Peut-on sérieusement s'intéresser à la réforme du pacte de stabilité et de croissance lorsqu'on n'appartient pas au microcosme bruxellois, si l'on n'est pas un eurocrate ou un observateur encarté à la Commission européenne ? Depuis plus d'un an que le feuilleton échauffe les esprits, le spectacle qui nous est offert est affligeant. La technicité des débats dans laquelle les spécialistes se complaisent constitue un cache-misère bien commode : cela évite de regarder les problèmes fondamentaux, qui, en tant que tels, sont pourtant simples.

Tout d'abord, personne ne met en doute la nécessité d'une règle de conduite globale entre des pays qui partagent la même monnaie.

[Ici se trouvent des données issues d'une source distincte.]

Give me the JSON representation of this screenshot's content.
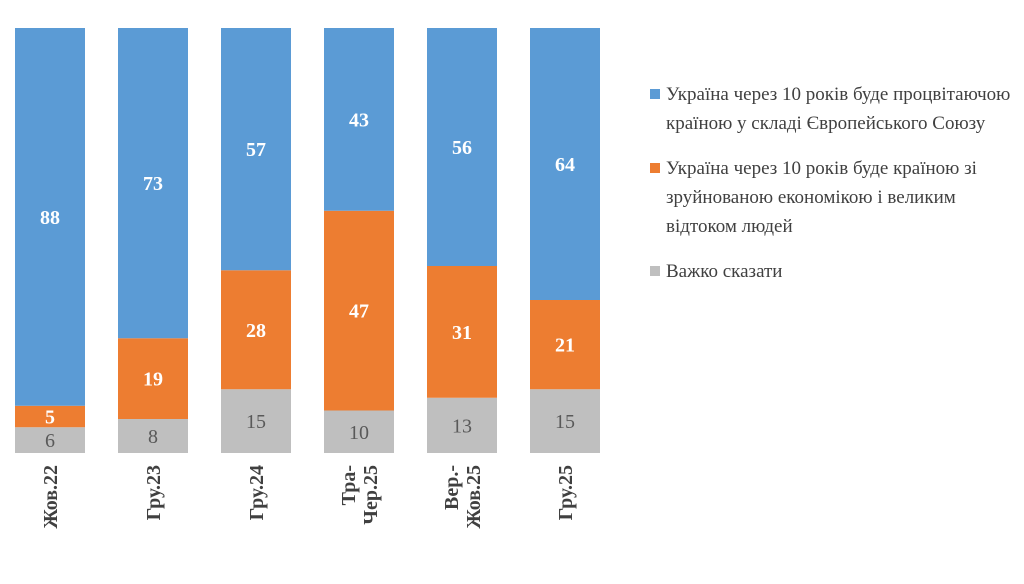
{
  "chart_data": {
    "type": "bar",
    "stacked": true,
    "categories": [
      [
        "Жов.22"
      ],
      [
        "Гру.23"
      ],
      [
        "Гру.24"
      ],
      [
        "Тра-",
        "Чер.25"
      ],
      [
        "Вер.-",
        "Жов.25"
      ],
      [
        "Гру.25"
      ]
    ],
    "series": [
      {
        "name": "Україна через 10 років буде процвітаючою країною у складі Європейського Союзу",
        "color": "#5B9BD5",
        "values": [
          88,
          73,
          57,
          43,
          56,
          64
        ]
      },
      {
        "name": "Україна через 10 років буде країною зі зруйнованою економікою і великим відтоком людей",
        "color": "#ED7D31",
        "values": [
          5,
          19,
          28,
          47,
          31,
          21
        ]
      },
      {
        "name": "Важко сказати",
        "color": "#BFBFBF",
        "values": [
          6,
          8,
          15,
          10,
          13,
          15
        ]
      }
    ],
    "ylim": [
      0,
      100
    ],
    "grid": false,
    "legend_position": "right"
  }
}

A partir du moment où les nations gardent leur souveraineté pour lever l'impôt et décider des dépenses publiques, il convient d'instituer des garde-fous en matière de déficit et de dette. C'est indispensable, car l'euro a supprimé toute sanction financière ou monétaire vis-à-vis des pays pris individuellement.

La monnaie européenne constitue, si l'on n'y prend garde, un encouragement à l'irresponsabilité en matière de finances publiques. Il est admis aujourd'hui que la France, pour ne citer qu'elle, aurait été contrainte à une plus grande rigueur de sa gestion publique si elle avait dû en supporter les conséquences monétaires à travers le franc.

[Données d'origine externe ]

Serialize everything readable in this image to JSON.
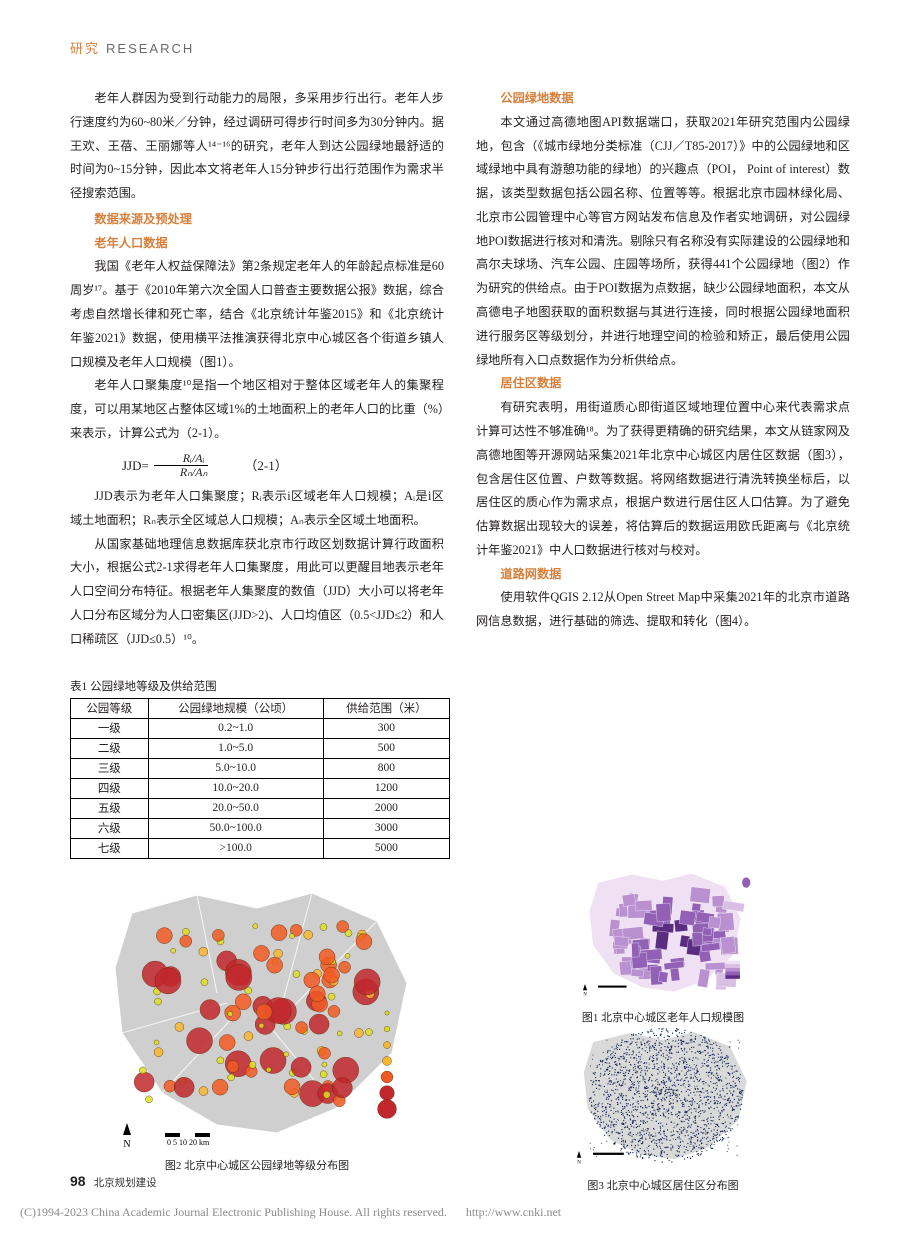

On note que les plus ardents défenseurs du pacte de stabilité sont le Medef et la Confindustria italienne qui s'opposent à tout assouplissement : les patrons français et italiens savent que leurs pays ont une longue tradition de laxisme budgétaire et que cette dérive doit absolument être encadrée. La règle de discipline commune entre les gouvernements européens est censée exercer la fonction de gendarme qui était autrefois celle des marchés financiers.

Cette légitimité ne saurait évidemment valider l'actuel mode de fonctionnement du pacte, dont chacun reconnaît l'absurdité congénitale. Il fixe en effet des bornes supérieures de déficits ou de dettes (pas plus de 3% et 60% du PIB respectivement). Sa sonnette d'alarme s'allume lorsque le mal est fait et au moment où il est le plus difficile d'y remédier : en période de faible croissance économique.

Dans ce sens-là, il est nécessaire d'«assouplir» le pacte. Ce faisant, la France, l'Allemagne et l'Italie, dont les comptes sont les plus déséquilibrés depuis cinq ans, ont eu tendance à jouer sur les mots. Au lieu de mettre l'accent sur une plus grande souplesse de fonctionnement à moyen terme – quitte à accepter de dépasser la borne de 3% de déficit lorsque la conjoncture est vraiment médiocre, selon la pratique américaine –, on a voulu se donner des facilités immédiates. Ne pourrait-on pas exclure des règles du jeu certaines dépenses, pour la réunification allemande, pour la recherche, pour la défense, etc. ?

Ces propositions se parent de grands mots : «souveraineté nationale», «grands desseins» technologiques ou militaires. Elles sont mues en réalité par des motivations électoralistes : les gouvernements ont peur de perdre toute marge de manoeuvre au moment où ils estiment en avoir le plus besoin.